Little Willie Littlefield et Jean-Pierre Urbain, retrouvailles entre deux amis, Chicago Blues Festival, Grant Park, Chicago, juin 2008. Photo © Marcel Bénédit

Il retourna aux States en 1988 pour le Chicago Blues Festival et il apparut en 1992 dans le film australien Love In Limbo. Après avoir passé 50 ans de sa vie en tournées, il décida d’arrêter en 2000 pour se consacrer à ses hobbies comme la pêche mais, en 2006, il en eut marre et reprit sa carrière, avec des apparitions dans des festivals anglais comme le Burnley Blues Festival en 2008 (après une première apparition là-même en 1989) et d’autres, dont un retour au Chicago Blues Festival également en 2008.

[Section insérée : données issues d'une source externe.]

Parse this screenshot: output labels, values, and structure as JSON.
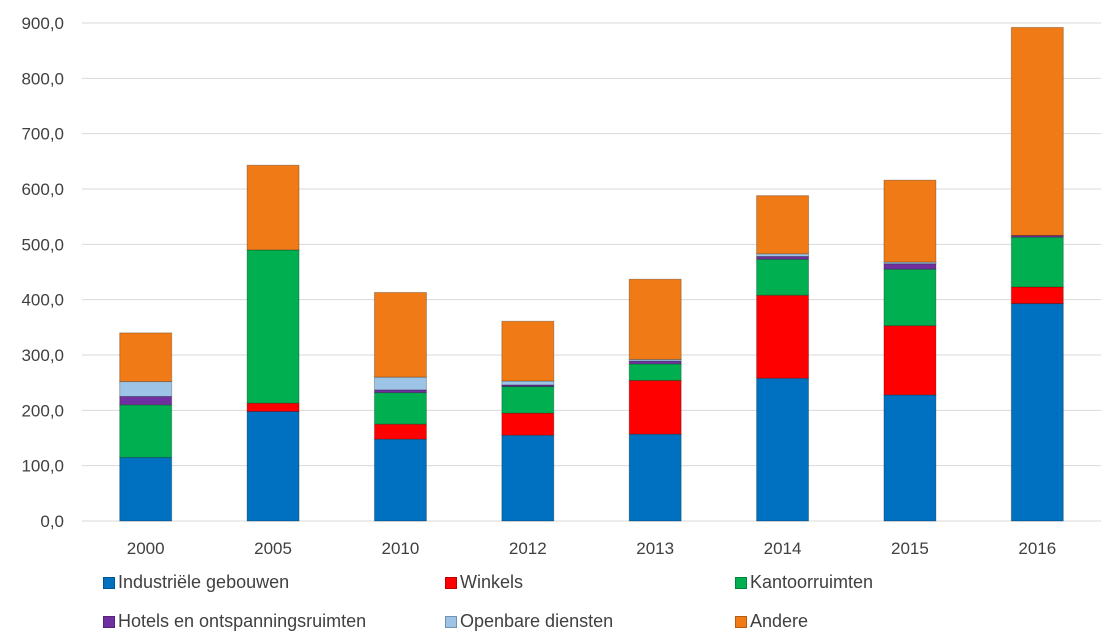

Little Willie Littlefield, Chicago Blues Festival, Grant Park, Chicago, juin 2008. Photo © Marcel Bénédit

Little Willie Littlefield est mort à 81 ans en juin 2013 et il laisse derrière lui une belle quantité d’albums. On trouve des rééditions Federal et Modern sur Ace Records (UK). De manière non-exhaustive, on notera que d’autres labels européens proposent – ou ont proposé – des albums complets de Little Willie Littlefield comme Paris Album (France) en 1980 (LP « Paris Streetlights » – PLB2 28508) ou encore Oldie Blues (Hollande) – compagnie fondée en 1974 par Martin Van Olderen (décédé en 2002) et active jusque 2004 – distribution par Munich Records, avec pas loin d’une demi-douzaine d’albums de Little Willie Littlefield (1982, 1983, 1990, 1994, 1997). En 1987, Rolf Schubert lança en Allemagne un label à son nom, Schubert Records, et le premier album de la série était « L.W. Littlefield Plays The Boogie Woogie » (LP SCH 100, réédité en CD par CMA – CM8013 en 1992 – et par Christly Records – CR 60002 – en 1997). En 2018, Jasmine Records (UK) a publié « Best Of The Rest ; Selected Recordings From Eddie’s, Federal And Rhythm Years – 1948-58 ». Aujourd’hui, paraît sur JSP Records (UK) « Little Willie Littlefield & Champion Jack Dupree, Good Rockin’ Blues & Boogie, Live With The Big Town Playboys (1986 & 1989) » (JSP 2506 – box 2 CD, 33 tracks) présenté dans ce numéro. Un excellent prétexte, s’il en est besoin, pour se replonger dans la musique de ce pianiste talentueux et éminemment sympathique.